The public lacks confidence in water and wastewater treatment systems and possesses overarching misconceptions around health and sanitation.

a) Share ways to combat the public health concerns related to water and nutrient reuse systems. For example, a guide and webinar on how to address the most common concerns about composting toilets.

b) Targeted education campaign about the safety of water reuse for a specific jurisdiction to show where the low hanging fruit projects are for that area and explain the local supply and treatment issues. Glorify the process of water reuse as “Purified Water” and make the concept sound more attractive to the general public.



Agencies lack the organizational capacity for program management.

If jurisdictions lack the financial resources, staff or other internal components to effectively adopt new building codes for health, safety or sustainability, then they need to have the ability to adopt or delegate their authority (e.g. to the state or federal government) to a method that allows change to occur.



Technology & industry need further development.


a) Need NSF certified products.

b) Performance standards are needed to allow alternative treatment trains.

c) Develop an expert practitioner database so that project teams and building owners can easily source out and hire water consultants to help solve design challenges within their region.
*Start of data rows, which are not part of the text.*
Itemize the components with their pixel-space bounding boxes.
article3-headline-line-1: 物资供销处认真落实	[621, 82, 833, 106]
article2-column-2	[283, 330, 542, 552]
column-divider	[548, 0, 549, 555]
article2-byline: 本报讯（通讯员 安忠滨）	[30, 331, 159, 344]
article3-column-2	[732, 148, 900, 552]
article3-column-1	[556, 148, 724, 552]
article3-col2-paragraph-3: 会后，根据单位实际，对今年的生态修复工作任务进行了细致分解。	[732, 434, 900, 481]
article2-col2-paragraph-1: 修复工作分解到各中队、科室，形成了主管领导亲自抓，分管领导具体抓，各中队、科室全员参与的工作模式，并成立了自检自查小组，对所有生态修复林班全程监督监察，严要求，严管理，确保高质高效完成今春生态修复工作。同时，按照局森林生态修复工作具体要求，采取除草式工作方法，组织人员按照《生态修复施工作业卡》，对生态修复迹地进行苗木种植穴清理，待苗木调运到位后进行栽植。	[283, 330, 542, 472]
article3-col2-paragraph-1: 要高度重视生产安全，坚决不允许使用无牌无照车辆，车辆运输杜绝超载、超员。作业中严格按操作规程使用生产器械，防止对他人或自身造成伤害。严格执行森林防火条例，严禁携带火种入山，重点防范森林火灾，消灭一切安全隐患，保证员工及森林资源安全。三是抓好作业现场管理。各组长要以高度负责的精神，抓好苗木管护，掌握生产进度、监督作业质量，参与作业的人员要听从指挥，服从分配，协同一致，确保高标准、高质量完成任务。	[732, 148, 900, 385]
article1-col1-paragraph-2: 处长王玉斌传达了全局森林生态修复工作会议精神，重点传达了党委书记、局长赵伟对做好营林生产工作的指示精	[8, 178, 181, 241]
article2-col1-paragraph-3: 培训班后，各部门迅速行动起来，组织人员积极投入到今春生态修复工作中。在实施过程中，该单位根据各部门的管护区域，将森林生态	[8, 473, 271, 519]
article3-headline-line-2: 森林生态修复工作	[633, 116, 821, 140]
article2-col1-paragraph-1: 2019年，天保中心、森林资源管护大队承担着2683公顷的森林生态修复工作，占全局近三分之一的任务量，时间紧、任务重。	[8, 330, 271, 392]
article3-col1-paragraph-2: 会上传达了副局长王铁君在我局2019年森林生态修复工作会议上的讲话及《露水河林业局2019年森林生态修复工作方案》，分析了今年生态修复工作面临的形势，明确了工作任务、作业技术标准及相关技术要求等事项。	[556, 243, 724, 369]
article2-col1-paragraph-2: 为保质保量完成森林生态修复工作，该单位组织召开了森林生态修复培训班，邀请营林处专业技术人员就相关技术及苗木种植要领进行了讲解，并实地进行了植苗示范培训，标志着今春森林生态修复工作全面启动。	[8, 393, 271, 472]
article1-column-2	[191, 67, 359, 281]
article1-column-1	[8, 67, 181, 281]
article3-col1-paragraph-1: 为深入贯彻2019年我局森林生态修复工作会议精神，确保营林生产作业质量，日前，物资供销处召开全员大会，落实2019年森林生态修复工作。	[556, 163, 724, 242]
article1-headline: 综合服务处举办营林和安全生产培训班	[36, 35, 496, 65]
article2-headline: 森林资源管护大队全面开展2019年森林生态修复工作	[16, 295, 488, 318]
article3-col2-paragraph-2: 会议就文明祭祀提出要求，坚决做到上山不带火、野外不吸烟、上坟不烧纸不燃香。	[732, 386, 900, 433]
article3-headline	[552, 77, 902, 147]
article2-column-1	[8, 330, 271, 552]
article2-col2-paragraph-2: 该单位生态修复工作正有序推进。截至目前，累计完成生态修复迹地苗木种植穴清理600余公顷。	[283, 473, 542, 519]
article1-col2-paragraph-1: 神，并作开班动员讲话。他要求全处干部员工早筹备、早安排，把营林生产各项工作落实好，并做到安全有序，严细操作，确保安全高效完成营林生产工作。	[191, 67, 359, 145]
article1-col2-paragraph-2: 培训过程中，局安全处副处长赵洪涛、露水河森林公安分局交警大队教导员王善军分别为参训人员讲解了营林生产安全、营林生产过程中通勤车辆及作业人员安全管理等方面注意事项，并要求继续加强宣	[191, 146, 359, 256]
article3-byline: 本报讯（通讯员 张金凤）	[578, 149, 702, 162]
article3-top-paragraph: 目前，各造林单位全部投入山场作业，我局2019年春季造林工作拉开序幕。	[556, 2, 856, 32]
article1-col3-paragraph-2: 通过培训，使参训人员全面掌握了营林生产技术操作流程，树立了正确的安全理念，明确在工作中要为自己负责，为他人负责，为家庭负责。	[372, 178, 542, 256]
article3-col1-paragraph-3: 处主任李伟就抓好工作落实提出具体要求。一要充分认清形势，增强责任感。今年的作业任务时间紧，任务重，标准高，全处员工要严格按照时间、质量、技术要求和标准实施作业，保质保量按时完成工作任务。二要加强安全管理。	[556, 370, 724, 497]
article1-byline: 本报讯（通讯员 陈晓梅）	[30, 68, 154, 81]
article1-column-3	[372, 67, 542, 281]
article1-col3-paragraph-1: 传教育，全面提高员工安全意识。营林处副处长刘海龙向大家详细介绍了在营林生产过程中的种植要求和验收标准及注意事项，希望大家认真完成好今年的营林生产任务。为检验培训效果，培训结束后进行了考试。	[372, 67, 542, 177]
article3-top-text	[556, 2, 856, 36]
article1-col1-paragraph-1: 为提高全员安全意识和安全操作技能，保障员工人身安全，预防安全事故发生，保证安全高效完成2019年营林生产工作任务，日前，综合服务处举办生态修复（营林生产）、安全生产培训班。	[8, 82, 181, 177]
d) Support the development of off-the-shelf solutions that have been tested and approved by brand name manufacturers to reduce risk at all scales, similar to buying an off-the-shelf water delivery system such as a faucet, toilet, shower head, dehumidifier, coffee maker, water dispensing refrigerator etc. These product examples all pose potential health risks to those using them, yet there is very little concern among the public due to a high level of trust in the products and manufacturers supporting them. How many typical buyers check to see if the water dispensing system on the refrigerator they are considering buying at Home Depot is NSF certified etc., yet it is highly likely that this water dispensing refrigerator will serve as the sole source from which the buyer will drink water from on a daily basis.